Un doppiatore è per contratto una voce. Lui no, Michele Kalamera era prima di tutto un attore a tutto tondo. Promosso a pieni voti all’Accademia d’arte drammatica nei primi anni ’60, quando la selezione era terribile e in cattedra c’erano i mostri sacri dello spettacolo italiano. Fondatore con Gigi Proietti dello Stabile dell’Aquila. Protagonista in teatro e nei radiodrammi.
Ma essere riuscito a dimostrare le sue doti totali soltanto in parte era un cruccio dissimulato: uomo sensibile, inflessibile con se stesso, talvolta si sentiva uno o nessuno. Invece è stato centomila: centomila divi che ha personalizzato mettendo il talento al loro servizio. La lista è infinita. E’ stato Clark Gable e Jack Nicholson, Anthony Hopkins e Michael Caine, Kirk Douglas e Murray Abraham. Prestando all’alter ego tanto più famoso di lui un timbro speciale, dettando il ritmo lento o accelerato della recitazione, innescando un sospiro o una pausa nel discorso, cucendo il suo lavoro con lo studio psicologico dei caratteri. In fondo è tutto quel che significa interpretazione.
Classe 1939, nato a Conegliano, padre siciliano e madre veneta, nonno greco a cui deve la lettera kappa del suo cognome (abolita dal fascismo e restituitagli nel dopoguerra), Kalamera è morto ieri. Negli ultimi tempi sentiva addosso il tarlo della depressione: non si era mai ripreso del tutto da un delicato intervento chirurgico, seguito a una banale quanto catastrofica caduta per strada a Roma dove abitava con la moglie Alma, compagna di una vita e sua prima tifosa.
Se n’è andato lasciando senza voce un’antologia sconfinata di artisti. Uno sopra a tutti, a cui era legato in maniera indissolubile: Clint Eastwood. Quasi mezzo secolo e 27 film insieme – dal 1976 per Il texano dagli occhi di ghiaccio fino a Cry Macho del 2021 – paradossalmente senza mai incontrarsi personalmente. L’americano, che veniva dalla televisione, era diventato celebre per la trilogia del dollaro girata con Sergio Leone. Senza la voce di Kalamera. Ciò nonostante lo considerava il migliore senza discussioni: <Nessuno ha reso i miei personaggi come my italian dubber>, diceva apertamente.

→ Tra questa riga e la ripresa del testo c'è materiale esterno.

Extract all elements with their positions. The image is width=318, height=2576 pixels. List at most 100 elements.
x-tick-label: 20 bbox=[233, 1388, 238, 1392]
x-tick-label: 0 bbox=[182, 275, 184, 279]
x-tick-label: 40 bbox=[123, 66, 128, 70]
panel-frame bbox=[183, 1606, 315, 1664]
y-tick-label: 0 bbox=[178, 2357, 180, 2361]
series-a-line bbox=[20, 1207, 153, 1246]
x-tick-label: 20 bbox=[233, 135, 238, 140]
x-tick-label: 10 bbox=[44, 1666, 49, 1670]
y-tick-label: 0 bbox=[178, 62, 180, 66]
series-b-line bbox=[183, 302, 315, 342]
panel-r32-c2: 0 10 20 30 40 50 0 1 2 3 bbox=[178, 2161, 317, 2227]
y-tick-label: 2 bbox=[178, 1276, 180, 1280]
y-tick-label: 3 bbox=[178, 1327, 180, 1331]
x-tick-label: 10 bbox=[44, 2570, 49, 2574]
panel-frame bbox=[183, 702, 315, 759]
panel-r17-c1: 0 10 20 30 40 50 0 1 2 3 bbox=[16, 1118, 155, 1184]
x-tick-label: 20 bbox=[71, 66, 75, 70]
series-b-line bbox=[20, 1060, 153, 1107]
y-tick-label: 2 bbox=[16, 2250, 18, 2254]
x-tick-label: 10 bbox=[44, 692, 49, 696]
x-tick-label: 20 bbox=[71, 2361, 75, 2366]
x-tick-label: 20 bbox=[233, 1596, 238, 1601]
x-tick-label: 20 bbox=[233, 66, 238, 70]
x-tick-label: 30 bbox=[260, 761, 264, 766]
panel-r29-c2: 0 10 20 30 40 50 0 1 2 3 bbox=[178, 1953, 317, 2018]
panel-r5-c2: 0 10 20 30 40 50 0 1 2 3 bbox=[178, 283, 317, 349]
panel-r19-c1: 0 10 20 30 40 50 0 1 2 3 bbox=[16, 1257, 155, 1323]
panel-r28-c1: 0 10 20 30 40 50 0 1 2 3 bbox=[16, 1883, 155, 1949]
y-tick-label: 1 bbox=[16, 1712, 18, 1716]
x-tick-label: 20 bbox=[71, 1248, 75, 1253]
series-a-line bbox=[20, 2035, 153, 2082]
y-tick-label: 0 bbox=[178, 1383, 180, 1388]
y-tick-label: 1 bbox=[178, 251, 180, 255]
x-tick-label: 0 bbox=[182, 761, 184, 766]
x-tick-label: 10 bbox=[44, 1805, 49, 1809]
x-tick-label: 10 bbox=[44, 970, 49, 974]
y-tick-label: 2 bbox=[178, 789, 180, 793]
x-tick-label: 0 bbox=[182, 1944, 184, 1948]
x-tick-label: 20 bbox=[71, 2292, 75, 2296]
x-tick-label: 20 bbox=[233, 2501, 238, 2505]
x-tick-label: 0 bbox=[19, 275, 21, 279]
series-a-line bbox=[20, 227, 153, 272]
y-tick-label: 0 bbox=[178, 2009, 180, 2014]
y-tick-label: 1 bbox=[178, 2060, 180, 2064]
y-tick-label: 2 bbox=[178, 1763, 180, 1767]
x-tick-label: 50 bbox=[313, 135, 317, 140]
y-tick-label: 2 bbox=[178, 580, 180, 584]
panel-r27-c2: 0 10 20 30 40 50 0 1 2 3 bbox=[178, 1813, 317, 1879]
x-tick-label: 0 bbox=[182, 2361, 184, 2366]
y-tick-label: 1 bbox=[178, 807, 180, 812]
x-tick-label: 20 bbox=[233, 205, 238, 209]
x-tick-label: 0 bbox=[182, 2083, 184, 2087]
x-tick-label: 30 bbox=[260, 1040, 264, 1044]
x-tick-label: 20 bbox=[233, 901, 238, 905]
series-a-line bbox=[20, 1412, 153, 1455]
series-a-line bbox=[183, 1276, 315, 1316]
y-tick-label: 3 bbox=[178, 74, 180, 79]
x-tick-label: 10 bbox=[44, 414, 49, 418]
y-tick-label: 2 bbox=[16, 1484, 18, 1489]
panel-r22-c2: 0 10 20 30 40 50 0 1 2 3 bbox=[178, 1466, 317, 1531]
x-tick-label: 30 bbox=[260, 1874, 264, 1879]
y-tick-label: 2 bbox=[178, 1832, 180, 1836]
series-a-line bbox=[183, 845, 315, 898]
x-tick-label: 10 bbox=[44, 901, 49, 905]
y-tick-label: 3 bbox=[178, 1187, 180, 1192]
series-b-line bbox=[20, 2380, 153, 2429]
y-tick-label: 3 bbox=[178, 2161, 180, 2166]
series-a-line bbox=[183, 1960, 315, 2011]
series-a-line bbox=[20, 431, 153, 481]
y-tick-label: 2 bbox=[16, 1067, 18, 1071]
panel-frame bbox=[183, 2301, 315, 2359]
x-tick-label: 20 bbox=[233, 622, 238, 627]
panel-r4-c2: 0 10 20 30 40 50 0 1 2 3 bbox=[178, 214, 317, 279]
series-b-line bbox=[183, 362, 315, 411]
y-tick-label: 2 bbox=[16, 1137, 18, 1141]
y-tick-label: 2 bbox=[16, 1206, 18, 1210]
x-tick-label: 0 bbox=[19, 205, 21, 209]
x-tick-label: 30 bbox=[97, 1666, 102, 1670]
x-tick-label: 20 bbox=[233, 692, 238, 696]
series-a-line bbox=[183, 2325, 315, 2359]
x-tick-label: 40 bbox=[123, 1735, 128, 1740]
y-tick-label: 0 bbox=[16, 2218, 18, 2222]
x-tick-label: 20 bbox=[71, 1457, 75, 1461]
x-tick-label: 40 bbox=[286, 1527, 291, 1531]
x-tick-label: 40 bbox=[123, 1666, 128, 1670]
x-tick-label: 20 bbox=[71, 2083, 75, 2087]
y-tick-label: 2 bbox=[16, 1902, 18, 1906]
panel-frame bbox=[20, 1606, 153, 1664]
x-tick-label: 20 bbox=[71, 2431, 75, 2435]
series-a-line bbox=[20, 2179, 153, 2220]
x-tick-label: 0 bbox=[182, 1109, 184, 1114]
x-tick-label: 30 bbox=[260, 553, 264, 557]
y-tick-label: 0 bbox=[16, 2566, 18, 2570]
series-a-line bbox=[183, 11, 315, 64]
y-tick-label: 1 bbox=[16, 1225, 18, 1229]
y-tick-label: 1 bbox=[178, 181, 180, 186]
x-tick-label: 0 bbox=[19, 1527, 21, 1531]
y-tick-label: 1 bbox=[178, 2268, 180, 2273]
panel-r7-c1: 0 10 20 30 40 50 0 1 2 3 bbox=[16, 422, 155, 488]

A regalare la massima popolarità a entrambi, attore (poi anche regista) e doppiatore, sono state le tre pellicole dell’ispettore Callaghan: le storie violente imperniate su Dirty Harry, ovvero Harry la carogna, in cui la simbiosi è tanto perfetta da oscurare le altre voci italiane del personaggio. Tra dare e avere, tirate le somme entrambi hanno raccolto il massimo. In una lunga intervista di qualche mese fa, che riproponiamo di seguito, Kalamera raccontava divertito la genesi di un titolo che ha fatto storia: Coraggio… fatti ammazzare. Si trattò di una intuizione casuale, una frase sfuggita davanti al leggio per riempire il silenzio assordante del faccia a faccia tra Callaghan e un rapinatore. Inutile dire che l’idea geniale venne subito fatta propria dal distributore, presente in quel momento nella sala doppiaggio: niente più Sudden Impact, il titolo italiano fu quello.
L’episodio è tutt’altro che marginale: spiega perfettamente quanto naturale fosse la sovrapposizione dei ruoli. Così il capolavoro di Kalamera rimane la voce grattugiata inventata per Gran Torino, girato in presa diretta e gravato dall’afonia che affliggeva il vecchio Clint. Non solo. L’effetto era talmente convincente che Eastwood lo adottò nella versione originale dei suoi film, oltreché nelle conversazioni con la stampa, in pratica imitando il suo doppiatore. <Certe volte mi rendo conto che per il pubblico io e lui siamo la stessa persona: sono costretto a dargli la mia voce finché vivrà. O finché vivrò io>, rifletteva. Ora la coppia inseparabile si è sciolta per sempre.